I also make regular copies of the whole hard drive to an external SSD via Carbon Copy Cloner to have something should my Mac break.

Finally, I archive important data such as development files and DEVONthink databases manually to three places: S3, an NAS, and a USB stick that I keep in an out-of-building location. That’s less of a backup and more an ever-growing archive.

1 Like

If it helps, here is what I do…

  1. I use Time Machine in its default which backs up my mac hard disk and connect a USB drive once a week so Time Machine creates an archive on that. The USB stays in my house - ‘on site’
  2. I use Arq to back up specific folders, including the database folder (where all my DT databases are). This backs up to a OneDrive folder for now so it is ‘off site’. I am happy to live with the risk of using OneDrive rather paying for an Arq remote
  3. Each week, I use the Apple Script DT provide to create a ‘zip’ archive of all my databases to a Dropbox folder (it takes a few seconds to zip a 1GB database). This is a different ‘off site’ location so not everything is on OneDrive. I can live with this data being potentially a week old if I needed to restore from here.
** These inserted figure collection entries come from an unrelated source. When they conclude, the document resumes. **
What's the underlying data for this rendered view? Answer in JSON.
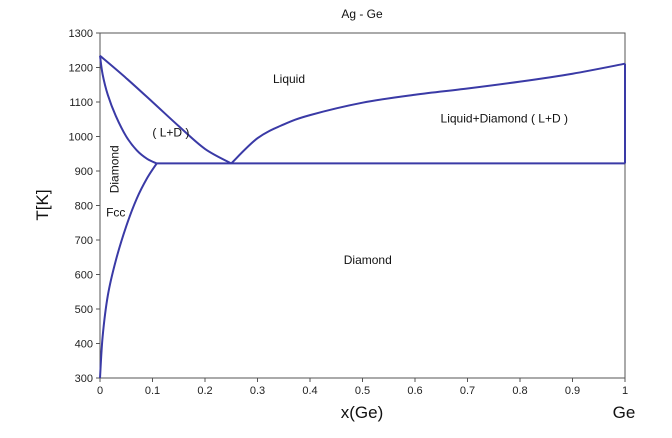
{
  "chart_data": {
    "type": "line",
    "title": "Ag - Ge",
    "xlabel": "x(Ge)",
    "ylabel": "T[K]",
    "x_end_label": "Ge",
    "xlim": [
      0,
      1
    ],
    "ylim": [
      300,
      1300
    ],
    "x_ticks": [
      "0",
      "0.1",
      "0.2",
      "0.3",
      "0.4",
      "0.5",
      "0.6",
      "0.7",
      "0.8",
      "0.9",
      "1"
    ],
    "y_ticks": [
      "300",
      "400",
      "500",
      "600",
      "700",
      "800",
      "900",
      "1000",
      "1100",
      "1200",
      "1300"
    ],
    "grid": false,
    "line_color": "#3a3aa6",
    "series": [
      {
        "id": "liquidus-ag",
        "points": [
          [
            0,
            1234
          ],
          [
            0.05,
            1169
          ],
          [
            0.1,
            1100
          ],
          [
            0.15,
            1030
          ],
          [
            0.2,
            964
          ],
          [
            0.25,
            922
          ]
        ]
      },
      {
        "id": "liquidus-ge",
        "points": [
          [
            0.25,
            922
          ],
          [
            0.3,
            995
          ],
          [
            0.35,
            1035
          ],
          [
            0.4,
            1062
          ],
          [
            0.5,
            1098
          ],
          [
            0.6,
            1121
          ],
          [
            0.7,
            1139
          ],
          [
            0.8,
            1159
          ],
          [
            0.9,
            1182
          ],
          [
            1.0,
            1211
          ]
        ]
      },
      {
        "id": "solidus-ag",
        "points": [
          [
            0,
            1234
          ],
          [
            0.005,
            1180
          ],
          [
            0.015,
            1120
          ],
          [
            0.03,
            1060
          ],
          [
            0.05,
            1000
          ],
          [
            0.07,
            960
          ],
          [
            0.09,
            935
          ],
          [
            0.108,
            922
          ]
        ]
      },
      {
        "id": "solvus-ag",
        "points": [
          [
            0.108,
            922
          ],
          [
            0.09,
            880
          ],
          [
            0.07,
            820
          ],
          [
            0.05,
            740
          ],
          [
            0.03,
            640
          ],
          [
            0.015,
            540
          ],
          [
            0.005,
            420
          ],
          [
            0,
            300
          ]
        ]
      },
      {
        "id": "eutectic",
        "points": [
          [
            0.108,
            922
          ],
          [
            1.0,
            922
          ]
        ]
      },
      {
        "id": "ge-melting-edge",
        "points": [
          [
            1.0,
            922
          ],
          [
            1.0,
            1211
          ]
        ]
      }
    ],
    "annotations": [
      {
        "id": "liquid",
        "text": "Liquid",
        "x": 0.36,
        "y": 1155
      },
      {
        "id": "l-plus-d-left",
        "text": "( L+D )",
        "x": 0.135,
        "y": 1000
      },
      {
        "id": "l-plus-d-right",
        "text": "Liquid+Diamond ( L+D )",
        "x": 0.77,
        "y": 1040
      },
      {
        "id": "diamond-vertical",
        "text": "Diamond",
        "x": 0.035,
        "y": 905,
        "rotate": -90
      },
      {
        "id": "fcc",
        "text": "Fcc",
        "x": 0.03,
        "y": 768
      },
      {
        "id": "diamond-main",
        "text": "Diamond",
        "x": 0.51,
        "y": 630
      }
    ]
  }
}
The real questions for backing up are:

  • How vital is the data? (Surprisingly often not a lot - more a pain to recover from other sources. E.g. Bank statements can be got from the bank again if needed. Would it really be a disaster if you lost a load of old holiday photos?)
  • How quickly would you need the data if a disaster happened? (Choice of method to use)
  • Does it need to be up to the minute/hour/day/week recovered?

It is easy (on computers) to hoard lots of stuff without thinking
‘Do I really need this?’ I do an annual review to stop the pile become too large.

3 Likes

At least one of my banks keeps them online for a year only. After that, it’s on paper and for a hefty fee.

Thanks @eboehnisch and @saltlane

May as well share my own approach, in case anybody else passing by & reading find it an useful contribution (as the situation is prior to my question earlier in this thread). I do a full-system backup to Time Machine and a RAID drive (both in home) and then export all individual DEVONthink databases twice to various drives, one in the form of the database itself, and one as exported files/folders. Depending on the nature & importance of the file content, I then send them up to Dropbox and/or Backblaze to ensure at least one is off site. For Backblaze, it’s mostly as @eboehnisch says - more of an ever-growing archive rather than a fixed backup.

A lot of this comes from losing a lot of photos of my late grandparents (to whom I was close) a few years ago because I made the classic mistake of keeping everything on one drive - it was tough, letting that mistake sink in. Since then, I’ve taken a ‘belt-and-braces’ approach: for me, if my system is little cumbersome, that’s still okay with me. It’s just a matter of finding ways of refining and making the backing up process quicker and more efficient, including automation. This is the side I’m not so good at.

I also try to vary storage drives between different manufacturers, as I figure that if drives from one manufacturer is in any way predisposed to certain error(s), then drives from other manufacturers shouldn’t have that particular predisposition. Need to take care to research which company owns which drive brands, but that’s how I’ve been doing it.